The result is that even a very unpopular Trump who has been bleeding support and congressional seats in the suburbs could be reelected precisely because he doesn’t lose badly enough in the areas surrounding Philadelphia, Charlotte, Atlanta, Tampa, Cleveland, Detroit, and Milwaukee. Another popular vote drubbing coupled with an Electoral College win then becomes very possible.

It seems to me that the Democrats are at risk of making two potentially fatal mistakes. The first is to chase the easy winnings Trump offered by alienating the suburbs rather than seeking to stem or even reverse this polarization, and the second is to nominate a candidate who wants to remake the electorate in exactly that way after the party failed to do any of the prep work.

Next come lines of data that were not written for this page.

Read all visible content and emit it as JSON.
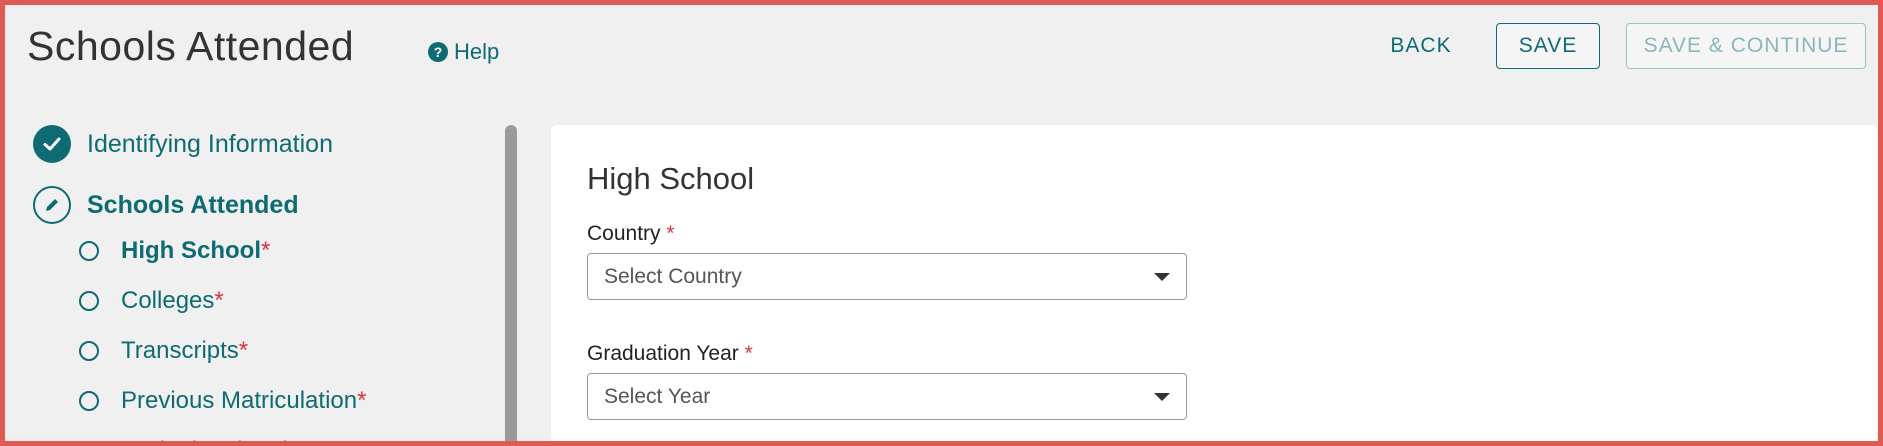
{
  "header": {
    "title": "Schools Attended",
    "help_label": "Help",
    "back_label": "BACK",
    "save_label": "SAVE",
    "save_continue_label": "SAVE & CONTINUE"
  },
  "sidebar": {
    "sections": [
      {
        "label": "Identifying Information",
        "status": "complete"
      },
      {
        "label": "Schools Attended",
        "status": "editing"
      }
    ],
    "items": [
      {
        "label": "High School",
        "required_mark": "*"
      },
      {
        "label": "Colleges",
        "required_mark": "*"
      },
      {
        "label": "Transcripts",
        "required_mark": "*"
      },
      {
        "label": "Previous Matriculation",
        "required_mark": "*"
      },
      {
        "label": "Institutional Action",
        "required_mark": "*"
      }
    ]
  },
  "form": {
    "title": "High School",
    "country": {
      "label": "Country",
      "required_mark": "*",
      "placeholder": "Select Country"
    },
    "graduation_year": {
      "label": "Graduation Year",
      "required_mark": "*",
      "placeholder": "Select Year"
    }
  },
  "colors": {
    "accent": "#0e6b73",
    "required": "#d9333f",
    "frame_border": "#e05a54"
  }
}
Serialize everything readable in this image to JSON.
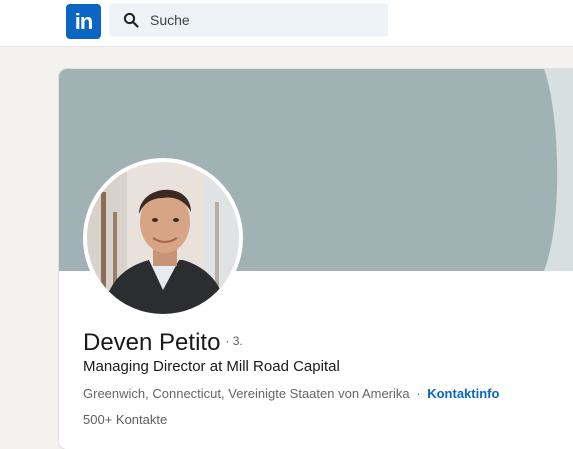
{
  "brand": {
    "logo_text": "in",
    "color": "#0a66c2"
  },
  "search": {
    "placeholder": "Suche",
    "icon": "search-icon"
  },
  "profile": {
    "name": "Deven Petito",
    "degree": "· 3.",
    "headline": "Managing Director at Mill Road Capital",
    "location": "Greenwich, Connecticut, Vereinigte Staaten von Amerika",
    "separator": "·",
    "contact_info_label": "Kontaktinfo",
    "connections": "500+ Kontakte",
    "cover_color": "#a0b2b4"
  }
}
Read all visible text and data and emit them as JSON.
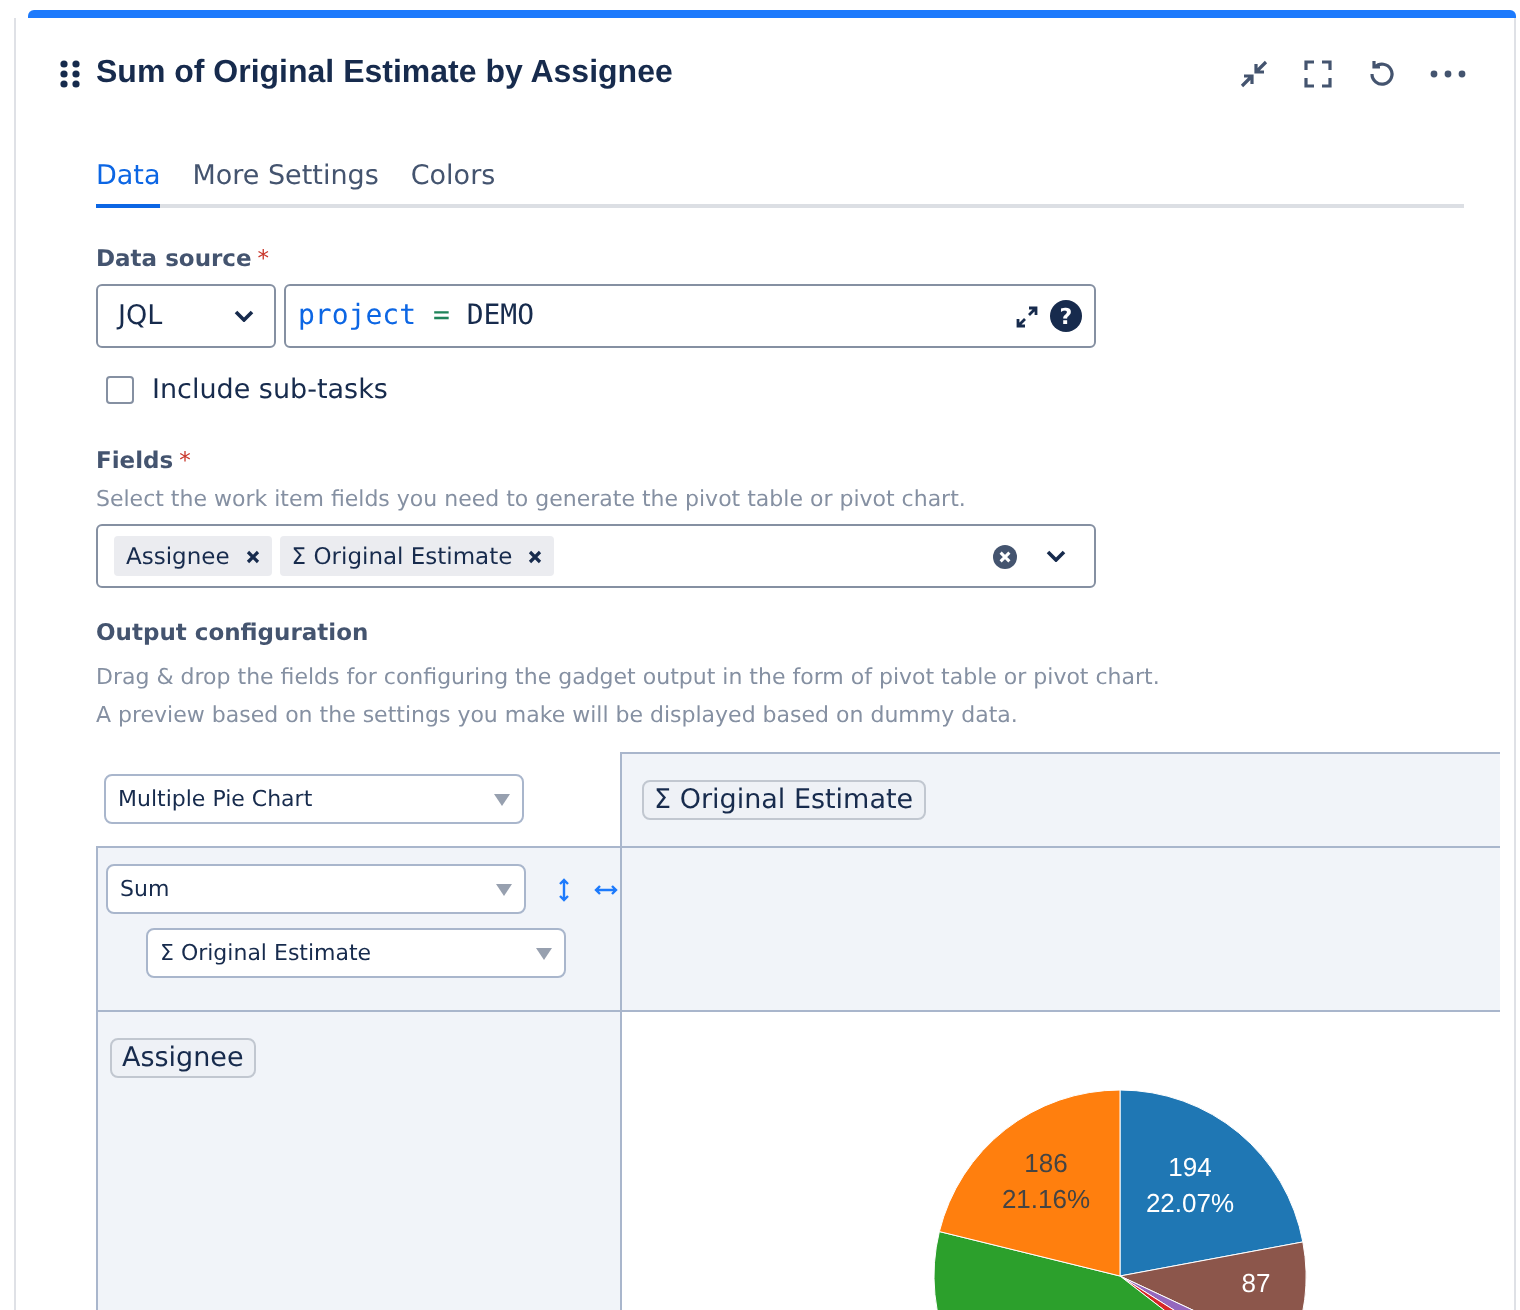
{
  "gadget": {
    "title": "Sum of Original Estimate by Assignee"
  },
  "tabs": [
    {
      "label": "Data",
      "selected": true
    },
    {
      "label": "More Settings",
      "selected": false
    },
    {
      "label": "Colors",
      "selected": false
    }
  ],
  "data_source": {
    "label": "Data source",
    "required": "*",
    "type": "JQL",
    "query_keyword": "project",
    "query_operator": "=",
    "query_value": "DEMO",
    "help": "?"
  },
  "include_subtasks": {
    "label": "Include sub-tasks",
    "checked": false
  },
  "fields": {
    "label": "Fields",
    "required": "*",
    "hint": "Select the work item fields you need to generate the pivot table or pivot chart.",
    "tags": [
      "Assignee",
      "Σ Original Estimate"
    ]
  },
  "output": {
    "label": "Output configuration",
    "hints": [
      "Drag & drop the fields for configuring the gadget output in the form of pivot table or pivot chart.",
      "A preview based on the settings you make will be displayed based on dummy data."
    ],
    "chart_type": "Multiple Pie Chart",
    "column_field": "Σ Original Estimate",
    "aggregation": "Sum",
    "value_field": "Σ Original Estimate",
    "row_field": "Assignee"
  },
  "pie": {
    "labels": [
      {
        "value": "186",
        "percent": "21.16%"
      },
      {
        "value": "194",
        "percent": "22.07%"
      },
      {
        "value": "87"
      }
    ]
  }
}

The future of the party is written all over these poll numbers, with Democratic voters aged 18-34 having a 51 percent to 14 percent positive opinion of socialism. But 2020 is the present, not the future. Everything is riding on the Democrats winning the suburbs by staggering margins, and the party would be crazy to run a candidate whose policies make nearly half of suburbanites “very uncomfortable.”

I did not want the suburban strategy precisely because I favor a more economically populist/socialist platform. But my advice wasn’t followed, so now I have to warn against thinking it’s safe to pursue that platform this year.

Having said that, if I had to vote today, I’d probably still go for Warren simply because she has the best chance of threading the needle and holding the suburbs while offering good policy that can also cut into Trump’s advantages in his areas of strength. But I simply can’t commit to her because her missteps have me worried that her upside simply cannot pass a simple risk/benefit test.